Matías apuntó y antes de hacer el tiro se escuchó el sonido de la campana que tocaba el maestro en el patio central, indicando el final del recreo. Algunos muchachos se inquietaron, como gallinas al llamado del reparto del maíz, pero el maestro Beto, que era el titular del tercer grado y que se había incorporado al círculo de mirones, dijo que no se preocuparan, que él autorizaba dos o tres minutos más a fin de que la jugada se realizara y pidió a todos los niños que hicieran silencio. Apenas se escucharon las carreras de los demás niños que no estaban en el círculo de las canicas y que se apuraron a entrar a los salones o a ir al baño a desahogar la vejiga antes de entrar al aula. En el círculo de las canicas se hizo un silencio pesadísimo, como de piedra lunar. Matías se acuclilló, apuntó con su tiradora y soltó la canica con un movimiento veloz del pulgar derecho que lanzó la canica con dirección a la timbirimba. La canica, en un segundo, salvó la distancia de tres metros, más o menos, y se impactó a dos centímetros del lugar donde estaba el montículo. Algunos aplaudieron, otros se acercaron a Matías y le colocaron una mano en el hombro, como si le dieran los pésames. Había perdido ¡su tiradora! Juan se agachó, tomó la tiradora de Matías y la levantó como si fuese un trofeo. Sólo un muchacho dijo: ¡Puta madre!, fue uno de los que habían apostado con Ramón. Ramón elevó la mano y mostró las doce canicas que había ganado.
A mí el nombre de tiradora no me llamaba tanto la atención. A mí me gustaba la palabra lechera. Lo de tiradora parecía estar acorde con lo que significaba esa canica: Era la canica favorita del jugador para hacer el tiro. Pero, ¿de dónde los niños habían sacado la idea de bautizar con el nombre de lechera a una canica de cristal opaco? Siempre pensé (lo sigo haciendo) que la leche no podía condensarse a tal grado que tomara la consistencia que tenían aquellas canicas. Sí, al contrario, pensaba que el tío Eugenio había bautizado muy bien a aquella vaca suiza que tenía en su ranchito de Pamalá y que llamaba “La lechera”.

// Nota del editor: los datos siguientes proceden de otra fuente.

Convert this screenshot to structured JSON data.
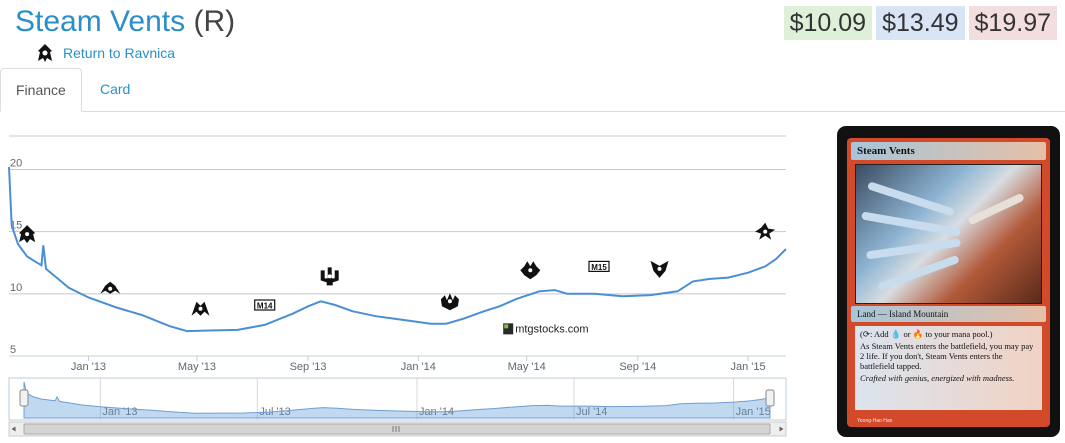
{
  "card": {
    "name": "Steam Vents",
    "rarity": "(R)",
    "set_name": "Return to Ravnica"
  },
  "prices": {
    "low": "$10.09",
    "mid": "$13.49",
    "high": "$19.97",
    "colors": {
      "low": "#dff0d8",
      "mid": "#d9e4f4",
      "high": "#f2dede"
    }
  },
  "tabs": [
    {
      "label": "Finance",
      "active": true
    },
    {
      "label": "Card",
      "active": false
    }
  ],
  "card_image": {
    "title": "Steam Vents",
    "type_line": "Land — Island Mountain",
    "rules_1": "(⟳: Add 💧 or 🔥 to your mana pool.)",
    "rules_2": "As Steam Vents enters the battlefield, you may pay 2 life. If you don't, Steam Vents enters the battlefield tapped.",
    "flavor": "Crafted with genius, energized with madness.",
    "artist": "Yeong-Hao Han"
  },
  "chart_data": {
    "type": "line",
    "watermark": "mtgstocks.com",
    "y_ticks": [
      5,
      10,
      15,
      20
    ],
    "ylim": [
      5,
      21
    ],
    "xlim": [
      "2012-10-05",
      "2015-02-12"
    ],
    "x_tick_labels": [
      {
        "label": "Jan '13",
        "date": "2013-01-01"
      },
      {
        "label": "May '13",
        "date": "2013-05-01"
      },
      {
        "label": "Sep '13",
        "date": "2013-09-01"
      },
      {
        "label": "Jan '14",
        "date": "2014-01-01"
      },
      {
        "label": "May '14",
        "date": "2014-05-01"
      },
      {
        "label": "Sep '14",
        "date": "2014-09-01"
      },
      {
        "label": "Jan '15",
        "date": "2015-01-01"
      }
    ],
    "navigator_labels": [
      {
        "label": "Jan '13",
        "date": "2013-01-01"
      },
      {
        "label": "Jul '13",
        "date": "2013-07-01"
      },
      {
        "label": "Jan '14",
        "date": "2014-01-01"
      },
      {
        "label": "Jul '14",
        "date": "2014-07-01"
      },
      {
        "label": "Jan '15",
        "date": "2015-01-01"
      }
    ],
    "series": [
      {
        "color": "#4a8fd4",
        "points": [
          [
            "2012-10-05",
            20.2
          ],
          [
            "2012-10-08",
            15.5
          ],
          [
            "2012-10-15",
            14.0
          ],
          [
            "2012-10-25",
            13.0
          ],
          [
            "2012-11-05",
            12.5
          ],
          [
            "2012-11-10",
            12.3
          ],
          [
            "2012-11-12",
            13.9
          ],
          [
            "2012-11-15",
            12.0
          ],
          [
            "2012-11-25",
            11.4
          ],
          [
            "2012-12-10",
            10.5
          ],
          [
            "2013-01-01",
            9.7
          ],
          [
            "2013-02-01",
            8.9
          ],
          [
            "2013-03-01",
            8.3
          ],
          [
            "2013-04-01",
            7.4
          ],
          [
            "2013-04-20",
            7.0
          ],
          [
            "2013-05-15",
            7.05
          ],
          [
            "2013-06-15",
            7.1
          ],
          [
            "2013-07-15",
            7.5
          ],
          [
            "2013-08-15",
            8.4
          ],
          [
            "2013-09-01",
            9.0
          ],
          [
            "2013-09-15",
            9.4
          ],
          [
            "2013-10-01",
            9.1
          ],
          [
            "2013-10-20",
            8.6
          ],
          [
            "2013-11-15",
            8.2
          ],
          [
            "2013-12-15",
            7.9
          ],
          [
            "2014-01-15",
            7.6
          ],
          [
            "2014-02-01",
            7.6
          ],
          [
            "2014-02-20",
            8.0
          ],
          [
            "2014-03-15",
            8.6
          ],
          [
            "2014-04-01",
            9.0
          ],
          [
            "2014-04-20",
            9.6
          ],
          [
            "2014-05-15",
            10.2
          ],
          [
            "2014-06-01",
            10.3
          ],
          [
            "2014-06-15",
            10.0
          ],
          [
            "2014-07-15",
            10.0
          ],
          [
            "2014-08-15",
            9.8
          ],
          [
            "2014-09-15",
            9.9
          ],
          [
            "2014-10-15",
            10.2
          ],
          [
            "2014-11-01",
            11.0
          ],
          [
            "2014-11-20",
            11.2
          ],
          [
            "2014-12-10",
            11.3
          ],
          [
            "2015-01-01",
            11.7
          ],
          [
            "2015-01-20",
            12.2
          ],
          [
            "2015-02-01",
            12.8
          ],
          [
            "2015-02-12",
            13.6
          ]
        ]
      }
    ],
    "set_markers": [
      {
        "set": "Return to Ravnica",
        "icon": "rtr-icon",
        "date": "2012-10-25",
        "price": 14.8
      },
      {
        "set": "Gatecrash",
        "icon": "gtc-icon",
        "date": "2013-01-25",
        "price": 10.4
      },
      {
        "set": "Dragon's Maze",
        "icon": "dgm-icon",
        "date": "2013-05-05",
        "price": 8.8
      },
      {
        "set": "Magic 2014",
        "icon": "m14-icon",
        "date": "2013-07-15",
        "price": 9.1
      },
      {
        "set": "Theros",
        "icon": "ths-icon",
        "date": "2013-09-25",
        "price": 11.4
      },
      {
        "set": "Born of the Gods",
        "icon": "bng-icon",
        "date": "2014-02-05",
        "price": 9.4
      },
      {
        "set": "Journey into Nyx",
        "icon": "jou-icon",
        "date": "2014-05-05",
        "price": 11.9
      },
      {
        "set": "Magic 2015",
        "icon": "m15-icon",
        "date": "2014-07-20",
        "price": 12.2
      },
      {
        "set": "Khans of Tarkir",
        "icon": "ktk-icon",
        "date": "2014-09-25",
        "price": 12.0
      },
      {
        "set": "Fate Reforged",
        "icon": "frf-icon",
        "date": "2015-01-20",
        "price": 15.0
      }
    ]
  }
}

Posdata: Muchos años después me enteré que Ramón y Matías eran unos cabrones. La canica lechera que Matías usaba para jugar timbirimba no era “su” tiradora, era una canica lechera común y corriente. Su juego perverso consistía en lo que Ramón conseguía a través de las apuestas. Aquella mañana inolvidable, de un solo tiro, Ramón y Matías consiguieron doce lecheras, mientras Juan ganó más canicas, pero todas eran morrocas. La única lechera que consiguió no fue la tiradora que todos creyeron.
Nunca vi que alguien aceptara chíos en los juegos de las timbirimbas. Los chíos servían para jugar hoyito en el parque central.
Hoy ya nadie juega ahí, a pesar de que el árbol de chío sigue ufano, al lado de donde los boleros hacen su chamba.